I know a lot of folks are feeling optimistic about an Obama victory tonight in the presidential election, but I can't shake this sense of foreboding.
Shortly after polling places opened there were reports of long lines, inept election officials, the Black Panthers patrolling one precinct in Philadelphia, wet ballots in Virginia and myriad other problems in swing states that either Barack Obama or John McCain must win to win the White House.
Here in Chicago the day dawned sunny and there was a giddiness in the air. The stage seemed set for an election night party, with warm temperatures, no rain and an entire lakefront park waiting to be filled with folks eager to be as near as possible to history—an Obama win. Or at least, that was the Hope. The reality could still turn out to be quite different.
If these reports of lines and faulty electronic voting machines and wiggy ballot handling persist, and some of these swing states that have looked for weeks as though they were leaning toward Obama start showing McCain tendencies instead, I think we'll see protests in Chicago and plenty of people hollering "disenfranchisement" and "fraud" and maybe even "revolution."
We should know not long after, say, 8 p.m. in Chicago whether voting irregularities in places like Ohio, Pennsylvania, Florida and Virginia are serious enough to merit legal challenges. If so, this election may well be decided in the courts. If by, say, 10:30 p.m. in Chicago the electoral vote dominos haven't begun falling pretty clearly one way or the other, the night will likely end in an anticlimactic sense of frustration. What to do, then, with 200,000 or 500,000 or a million people with enough political conviction on one side of the ledger to wait for hours outside in November in downtown Chicago for a sense of resolution that never came? That's a scene that could get ugly in a hurry. Imagine July 3rd in Grant Park if 9:30 came and went with no fireworks, and no explanation. By 10:15 it'd be time to high-tail it out of the line of fire, bubba.
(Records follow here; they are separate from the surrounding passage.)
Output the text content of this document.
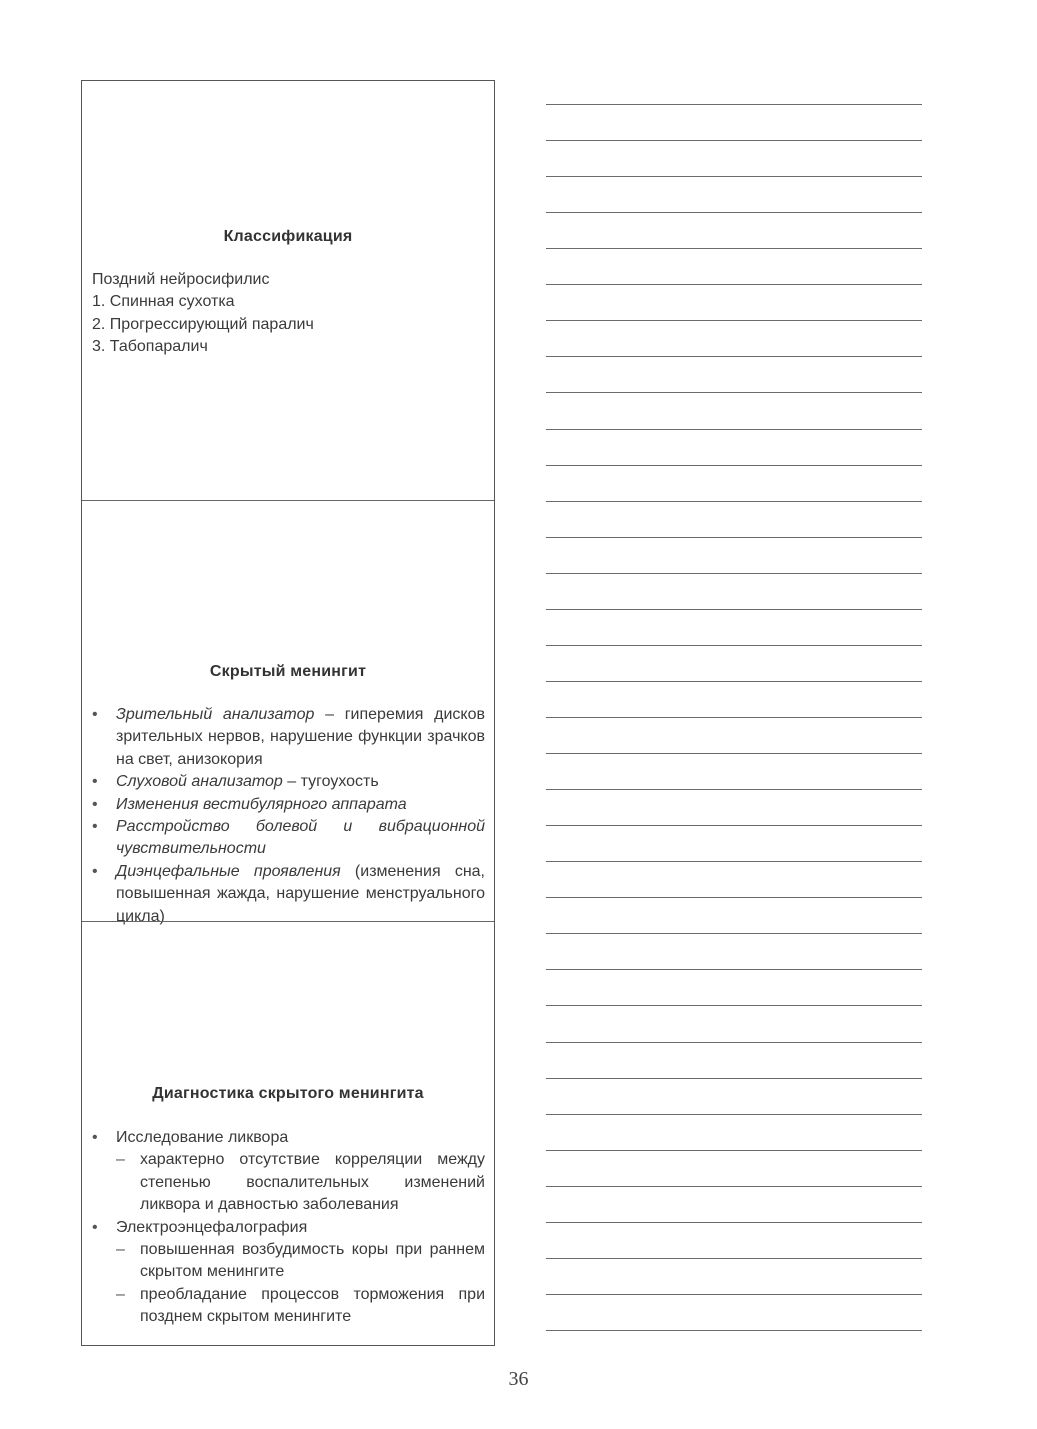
Классификация

Поздний нейросифилис
1. Спинная сухотка
2. Прогрессирующий паралич
3. Табопаралич

Скрытый менингит

• Зрительный анализатор – гиперемия дисков зрительных нервов, нарушение функции зрачков на свет, анизокория
• Слуховой анализатор – тугоухость
• Изменения вестибулярного аппарата
• Расстройство болевой и вибрационной чувствительности
• Диэнцефальные проявления (изменения сна, повышенная жажда, нарушение менструального цикла)

Диагностика скрытого менингита

• Исследование ликвора
– характерно отсутствие корреляции между степенью воспалительных изменений ликвора и давностью заболевания
• Электроэнцефалография
– повышенная возбудимость коры при раннем скрытом менингите
– преобладание процессов торможения при позднем скрытом менингите
36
There is a chance that this election will be a landslide win for Obama. Personally, I hope so. A win by Obama would be a victory for intellectualism, for diplomacy and for racial advancement. It would be a repudiation of class warfare, demagoguery and this weird celebration of ignorance in which we've been engaged since the mid-1990s. If Obama ends up being half as good as I think he could be he'll still be twice as good as McCain at his best.
But there's a long night ahead before all that. My fear is that it will be a long night followed by many more long nights and days.